MAD ACTIVIST: But Indian Point was built near an active fault line. What would happen if New York had an earthquake? As it is, Indian Point regularly releases isotopes like Strontium-90, Cesium-137, and Iodine-131. They’re already creeping into our air and water and crops. You can’t see them or touch them, but they’re there.
MINI-MAD: If you’re going to believe in things you can’t see or touch, try calling on Jesus. His savior-glow emits a luminous radiation residue that’s 438 godverts, or the equivalent of only 1/88th of one chest x-ray. And if you allow Jesus into your memoirs as a central character, you’ll sell big.
MAD ACTIVIST: Would Jesus help shut down Indian Point?
MINI-MAD: “Shut down” sounds so negative. Why don’t you bond with Americans who choose to fight nuclear disaster the positive way — by transferring their fear of extinction into xenophobia? Racial profiling, harassment, and detaining Arabs, Muslims, and South Asians for minor visa infractions make you feel good about yourself.
Plus, you don’t want to end up like Karen Silkwood, the whistle-blower at that violation-prone Kerr-McGee nuclear plant in Oklahoma. Her car was mysteriously forced off the road while she was on her way to give incriminating records to New York Times reporters. Unfortunately, Ms. Silkwood died with very low levels of self-esteem.
MAD ACTIVIST: Oh, I loved Meryl Streep in that movie!
MINI-MAD: “Silkwood,” 1983 — good, clean corporate values for the whole family. Great box office.

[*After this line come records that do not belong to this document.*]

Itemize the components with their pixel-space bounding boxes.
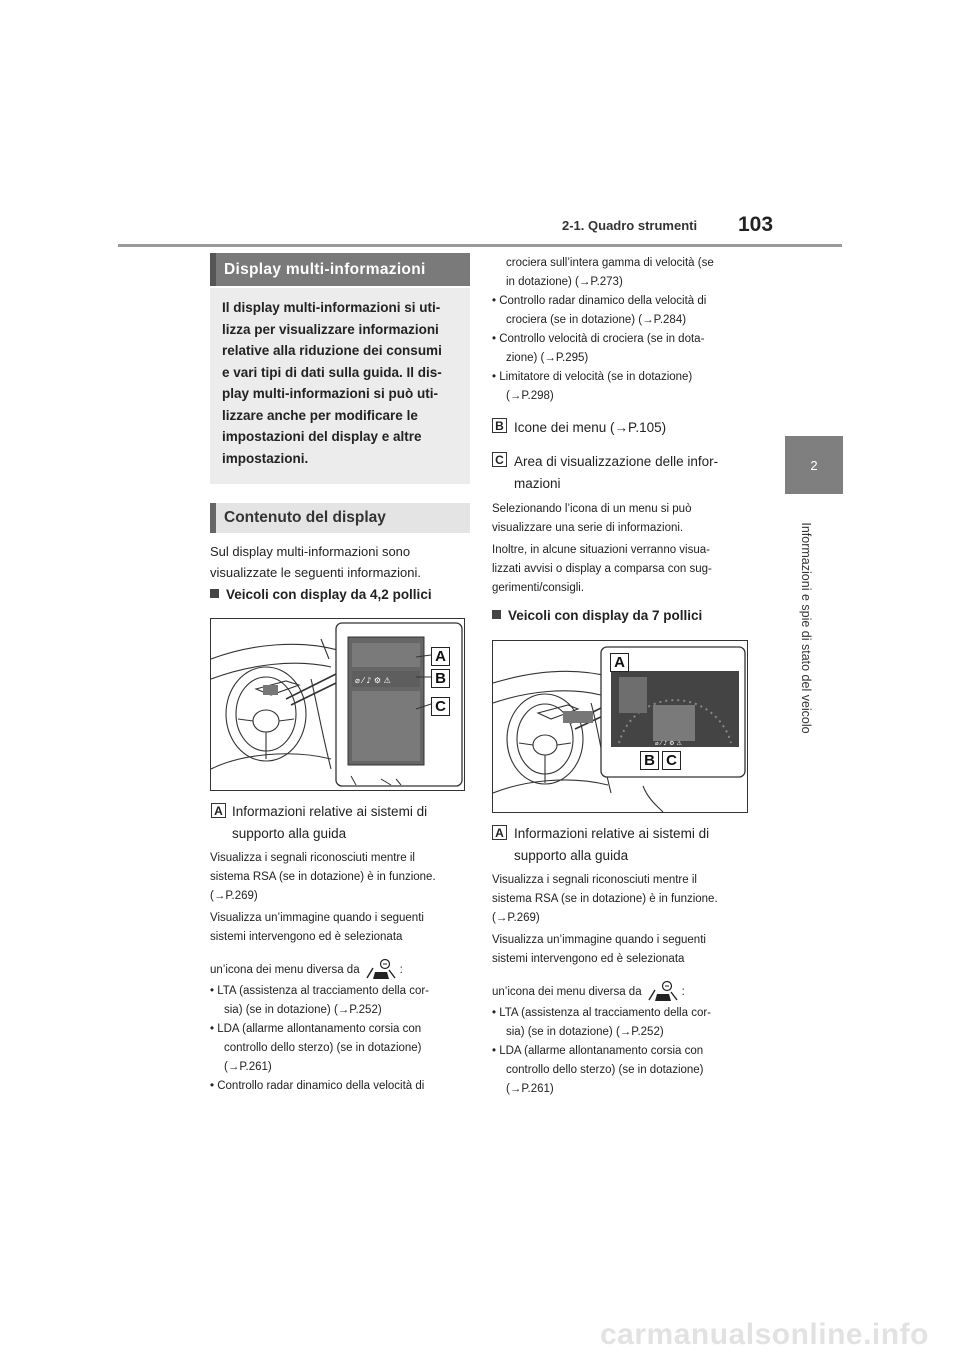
sub-heading-42: Veicoli con display da 4,2 pollici: [210, 587, 432, 602]
callout-a: A: [431, 647, 450, 666]
contenuto-intro: [210, 541, 470, 583]
text-colon: :: [681, 985, 685, 998]
bullet-item: (→P.298): [506, 390, 554, 402]
text-line: gerimenti/consigli.: [492, 582, 585, 594]
section-heading-display: [210, 253, 470, 286]
text-line: supporto alla guida: [514, 848, 629, 863]
intro-line: e vari tipi di dati sulla guida. Il dis-: [222, 364, 442, 380]
bullets-42: [210, 982, 472, 1096]
intro-line: Il display multi-informazioni si uti-: [222, 300, 441, 315]
text-line: Informazioni relative ai sistemi di: [514, 826, 710, 841]
bullet-item: crociera (se in dotazione) (→P.284): [506, 314, 687, 326]
text-line: sistemi intervengono ed è selezionata: [210, 931, 403, 943]
section-heading-text: Contenuto del display: [224, 509, 386, 526]
icon-line-7: [492, 980, 754, 1004]
intro-line: lizzare anche per modificare le: [222, 407, 418, 423]
text-line: Visualizza i segnali riconosciuti mentre il: [210, 852, 415, 864]
continued-bullets: [492, 254, 754, 406]
text-line: mazioni: [514, 476, 561, 491]
label-a-text: [514, 823, 754, 867]
text-line: Visualizza un’immagine quando i seguenti: [210, 912, 424, 924]
text-line: lizzati avvisi o display a comparsa con sug-: [492, 563, 712, 575]
text-line: sistema RSA (se in dotazione) è in funzione.: [492, 893, 718, 905]
label-c-text: [514, 451, 754, 495]
c-description: [492, 500, 754, 598]
bullet-item: • LTA (assistenza al tracciamento della cor-: [492, 1007, 711, 1019]
bullet-item: in dotazione) (→P.273): [506, 276, 623, 288]
label-a-box: A: [211, 803, 226, 818]
car-menu-icon: [646, 980, 680, 1004]
icon-line-42: [210, 958, 472, 982]
text-colon: :: [399, 963, 403, 976]
text-line: Area di visualizzazione delle infor-: [514, 454, 719, 469]
text-line: Sul display multi-informazioni sono: [210, 544, 411, 559]
svg-text:⌀ ⁄ ♪ ⚙ ⚠: ⌀ ⁄ ♪ ⚙ ⚠: [655, 740, 682, 747]
label-a-text: [232, 801, 472, 845]
description-42: [210, 849, 472, 947]
callout-b: B: [640, 751, 659, 770]
watermark-text: carmanualsonline.info: [600, 1318, 929, 1351]
bullet-item: controllo dello sterzo) (se in dotazione): [506, 1064, 704, 1076]
intro-line: impostazioni.: [222, 450, 309, 466]
text-line: un’icona dei menu diversa da: [492, 985, 642, 998]
bullet-item: (→P.261): [224, 1061, 272, 1073]
intro-box: [210, 288, 470, 484]
intro-line: relative alla riduzione dei consumi: [222, 343, 442, 358]
text-line: visualizzate le seguenti informazioni.: [210, 565, 421, 580]
description-7: [492, 871, 754, 969]
text-line: Selezionando l’icona di un menu si può: [492, 503, 692, 515]
text-line: Visualizza un’immagine quando i seguenti: [492, 934, 706, 946]
intro-line: play multi-informazioni si può uti-: [222, 386, 438, 401]
sub-heading-7: Veicoli con display da 7 pollici: [492, 608, 702, 623]
text-line: Informazioni relative ai sistemi di: [232, 804, 428, 819]
section-heading-contenuto: [210, 503, 470, 533]
label-b-box: B: [492, 418, 507, 433]
section-title: 2-1. Quadro strumenti: [562, 218, 698, 233]
callout-c: C: [662, 751, 681, 770]
section-heading-text: Display multi-informazioni: [224, 260, 426, 278]
callout-b: B: [431, 669, 450, 688]
label-c-box: C: [492, 452, 507, 467]
text-line: visualizzare una serie di informazioni.: [492, 522, 684, 534]
bullet-item: • Controllo radar dinamico della velocità di: [210, 1080, 425, 1092]
chapter-title-vertical: [798, 505, 814, 750]
bullet-item: • LDA (allarme allontanamento corsia con: [210, 1023, 422, 1035]
text-line: (→P.269): [492, 912, 540, 924]
bullet-item: (→P.261): [506, 1083, 554, 1095]
bullet-item: crociera sull’intera gamma di velocità (se: [506, 257, 714, 269]
bullet-item: • Controllo velocità di crociera (se in dota-: [492, 333, 705, 345]
text-line: Inoltre, in alcune situazioni verranno visua-: [492, 544, 710, 556]
intro-line: lizza per visualizzare informazioni: [222, 321, 439, 337]
bullet-item: zione) (→P.295): [506, 352, 589, 364]
bullet-item: • LTA (assistenza al tracciamento della cor-: [210, 985, 429, 997]
bullet-item: controllo dello sterzo) (se in dotazione): [224, 1042, 422, 1054]
page-number: 103: [738, 213, 774, 236]
text-line: sistemi intervengono ed è selezionata: [492, 953, 685, 965]
figure-7-inch: [492, 640, 748, 813]
bullet-item: • LDA (allarme allontanamento corsia con: [492, 1045, 704, 1057]
bullets-7: [492, 1004, 754, 1099]
callout-c: C: [431, 697, 450, 716]
text-line: sistema RSA (se in dotazione) è in funzione.: [210, 871, 436, 883]
text-line: Visualizza i segnali riconosciuti mentre il: [492, 874, 697, 886]
car-menu-icon: [364, 958, 398, 982]
text-line: supporto alla guida: [232, 826, 347, 841]
text-line: un’icona dei menu diversa da: [210, 963, 360, 976]
bullet-item: sia) (se in dotazione) (→P.252): [224, 1004, 382, 1016]
chapter-title: Informazioni e spie di stato del veicolo: [799, 521, 813, 734]
bullet-item: sia) (se in dotazione) (→P.252): [506, 1026, 664, 1038]
callout-a: A: [610, 653, 629, 672]
text-line: (→P.269): [210, 890, 258, 902]
header-rule: [118, 244, 842, 247]
chapter-tab[interactable]: 2: [785, 436, 843, 494]
label-b-text: Icone dei menu (→P.105): [514, 420, 667, 435]
figure-42-inch: [210, 618, 465, 791]
dashboard-illustration-42: [211, 619, 464, 790]
intro-line: impostazioni del display e altre: [222, 429, 422, 444]
svg-text:⌀ ⁄ ♪ ⚙ ⚠: ⌀ ⁄ ♪ ⚙ ⚠: [355, 676, 391, 685]
bullet-item: • Controllo radar dinamico della velocità di: [492, 295, 707, 307]
label-a-box: A: [492, 825, 507, 840]
bullet-item: • Limitatore di velocità (se in dotazione): [492, 371, 693, 383]
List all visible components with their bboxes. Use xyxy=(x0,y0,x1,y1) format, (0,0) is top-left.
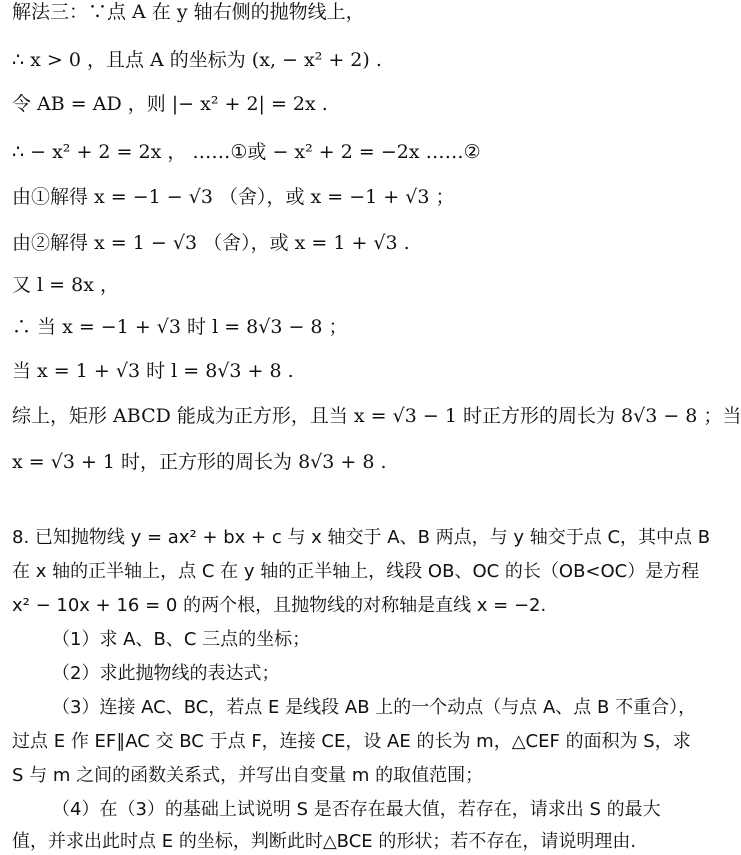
problem8-line-6: （3）连接 AC、BC，若点 E 是线段 AB 上的一个动点（与点 A、点 B 不重合）， xyxy=(52,697,697,718)
method3-line-6: 由②解得 x = 1 − √3 （舍），或 x = 1 + √3 . xyxy=(12,232,410,254)
method3-line-9: 当 x = 1 + √3 时 l = 8√3 + 8 . xyxy=(12,360,294,382)
problem8-line-2: 在 x 轴的正半轴上，点 C 在 y 轴的正半轴上，线段 OB、OC 的长（OB<OC）是方程 xyxy=(12,561,700,582)
method3-line-7: 又 l = 8x ， xyxy=(12,274,119,296)
problem8-line-7: 过点 E 作 EF∥AC 交 BC 于点 F，连接 CE，设 AE 的长为 m，△CEF 的面积为 S，求 xyxy=(12,731,691,752)
method3-line-5: 由①解得 x = −1 − √3 （舍），或 x = −1 + √3 ； xyxy=(12,186,455,208)
method3-line-3: 令 AB = AD ，则 |− x² + 2| = 2x . xyxy=(12,93,328,115)
problem8-line-5: （2）求此抛物线的表达式； xyxy=(52,663,280,684)
problem8-line-9: （4）在（3）的基础上试说明 S 是否存在最大值，若存在，请求出 S 的最大 xyxy=(52,799,661,820)
problem8-line-3: x² − 10x + 16 = 0 的两个根，且抛物线的对称轴是直线 x = −2. xyxy=(12,595,547,616)
method3-line-1: 解法三：∵点 A 在 y 轴右侧的抛物线上， xyxy=(12,1,365,23)
problem8-line-1: 8. 已知抛物线 y = ax² + bx + c 与 x 轴交于 A、B 两点，与 y 轴交于点 C，其中点 B xyxy=(12,527,711,548)
problem8-line-8: S 与 m 之间的函数关系式，并写出自变量 m 的取值范围； xyxy=(12,765,484,786)
method3-line-8: ∴ 当 x = −1 + √3 时 l = 8√3 − 8 ； xyxy=(12,316,348,338)
method3-line-11: x = √3 + 1 时，正方形的周长为 8√3 + 8 . xyxy=(12,451,387,473)
method3-line-2: ∴ x > 0 ，且点 A 的坐标为 (x, − x² + 2) . xyxy=(12,49,382,71)
problem8-line-10: 值，并求出此时点 E 的坐标，判断此时△BCE 的形状；若不存在，请说明理由. xyxy=(12,831,637,852)
method3-line-4: ∴ − x² + 2 = 2x ， ……①或 − x² + 2 = −2x ……② xyxy=(12,141,481,163)
problem8-line-4: （1）求 A、B、C 三点的坐标； xyxy=(52,629,311,650)
method3-line-10: 综上，矩形 ABCD 能成为正方形，且当 x = √3 − 1 时正方形的周长为 8√3 − 8 ；当 xyxy=(12,405,741,427)
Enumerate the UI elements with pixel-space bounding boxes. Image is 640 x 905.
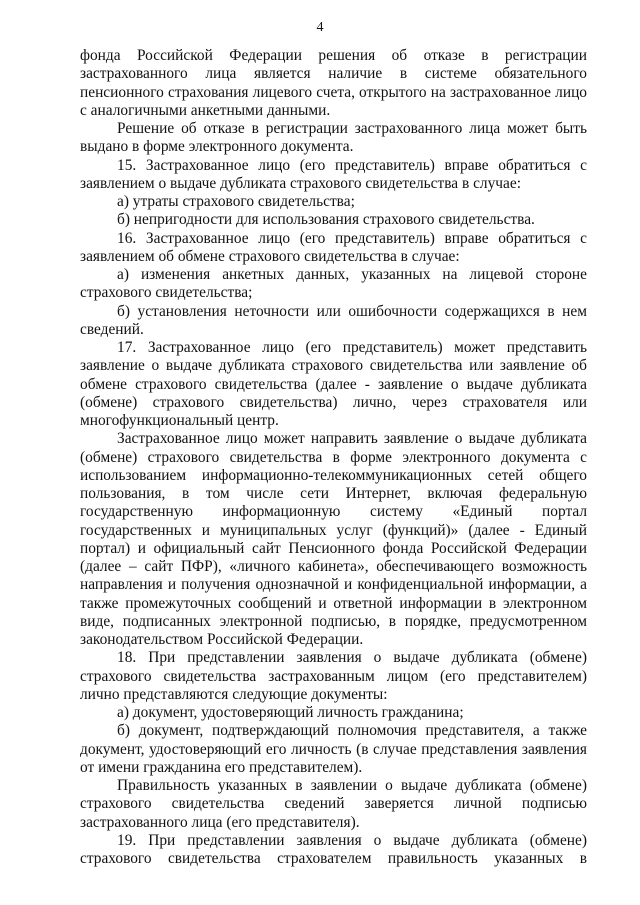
paragraph-18-a: а) документ, удостоверяющий личность гражданина;	[117, 704, 464, 721]
paragraph-17-electronic: Застрахованное лицо может направить заявление о выдаче дубликата (обмене) страхового свидетельства в форме электронного документа с использованием информационно-телекоммуникационных сетей общего пользования, в том числе сети Интернет, включая федеральную государственную информационную систему «Единый портал государственных и муниципальных услуг (функций)» (далее - Единый портал) и официальный сайт Пенсионного фонда Российской Федерации (далее – сайт ПФР), «личного кабинета», обеспечивающего возможность направления и получения однозначной и конфиденциальной информации, а также промежуточных сообщений и ответной информации в электронном виде, подписанных электронной подписью, в порядке, предусмотренном законодательством Российской Федерации.	[80, 430, 587, 648]
paragraph-15-a: а) утраты страхового свидетельства;	[117, 193, 355, 210]
paragraph-18-b: б) документ, подтверждающий полномочия представителя, а также документ, удостоверяющий его личность (в случае представления заявления от имени гражданина его представителем).	[80, 722, 587, 776]
paragraph-refusal-electronic: Решение об отказе в регистрации застрахованного лица может быть выдано в форме электронного документа.	[80, 120, 587, 156]
paragraph-signature-note: Правильность указанных в заявлении о выдаче дубликата (обмене) страхового свидетельства сведений заверяется личной подписью застрахованного лица (его представителя).	[80, 777, 587, 831]
paragraph-16-b: б) установления неточности или ошибочности содержащихся в нем сведений.	[80, 302, 587, 338]
paragraph-continuation: фонда Российской Федерации решения об отказе в регистрации застрахованного лица является наличие в системе обязательного пенсионного страхования лицевого счета, открытого на застрахованное лицо с аналогичными анкетными данными.	[80, 47, 587, 119]
document-body	[80, 47, 587, 868]
paragraph-15-b: б) непригодности для использования страхового свидетельства.	[117, 211, 535, 229]
paragraph-19: 19. При представлении заявления о выдаче дубликата (обмене) страхового свидетельства страхователем правильность указанных в	[80, 831, 587, 867]
paragraph-16-a: а) изменения анкетных данных, указанных на лицевой стороне страхового свидетельства;	[80, 266, 587, 302]
paragraph-15: 15. Застрахованное лицо (его представитель) вправе обратиться с заявлением о выдаче дубликата страхового свидетельства в случае:	[80, 156, 587, 192]
paragraph-18: 18. При представлении заявления о выдаче дубликата (обмене) страхового свидетельства застрахованным лицом (его представителем) лично представляются следующие документы:	[80, 649, 587, 703]
paragraph-16: 16. Застрахованное лицо (его представитель) вправе обратиться с заявлением об обмене страхового свидетельства в случае:	[80, 229, 587, 265]
paragraph-17: 17. Застрахованное лицо (его представитель) может представить заявление о выдаче дубликата страхового свидетельства или заявление об обмене страхового свидетельства (далее - заявление о выдаче дубликата (обмене) страхового свидетельства) лично, через страхователя или многофункциональный центр.	[80, 339, 587, 429]
page-number: 4	[316, 20, 324, 35]
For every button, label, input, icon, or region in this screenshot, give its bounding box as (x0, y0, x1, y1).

MAD ACTIVIST: Yet I wonder if Meryl Streep knows that Indian Point has the worst safety record of the 104 nuclear plants in the United States, and that there have already been serious slip-ups in which radioactive steam was released into the air. In the event of a nuclear accident or terrorist attack at Indian Point, how would we evacuate all 20 million of us from the danger zone? Maybe I should call Meryl now, to arrange for car-pooling.
MINI-MAD: In the event of a nuclear catastrophe, it’s better to rely on public transportation. Just take the A train to West Fourth, change to the uptown F, back of the train, go to Kew Gardens, where you run around trampling old people and tiny children and smashing store windows to obtain guns and other survival gear. Then you hop the Q-27 bus back to Madison Square Garden, pushing and biting your way through a mob of 600,000 panic-stricken people, until you’re able to club a hapless motorist, steal his car, and drive 2.7 miles into New Jersey, where you sit immobile on the turnpike in the baking sun amid thousands of stalled, honking motorists for several hours, after which you get out of your stolen vehicle, walk to Chicago’s O’Hare Airport, stow away in the wheel of a jumbo jet, and fly to Japan, where you’ll finally be given the modicum of healthcare and shelter you couldn’t find in the United States.
MAD ACTIVIST: If I survive to write my best-selling memoirs about this experience, do you think Meryl Streep would play me in the movie?
MINI-MAD: Maybe. I’ve also heard Susan Sarandon would kill for that role. But at least now, you’re starting to ask the right questions.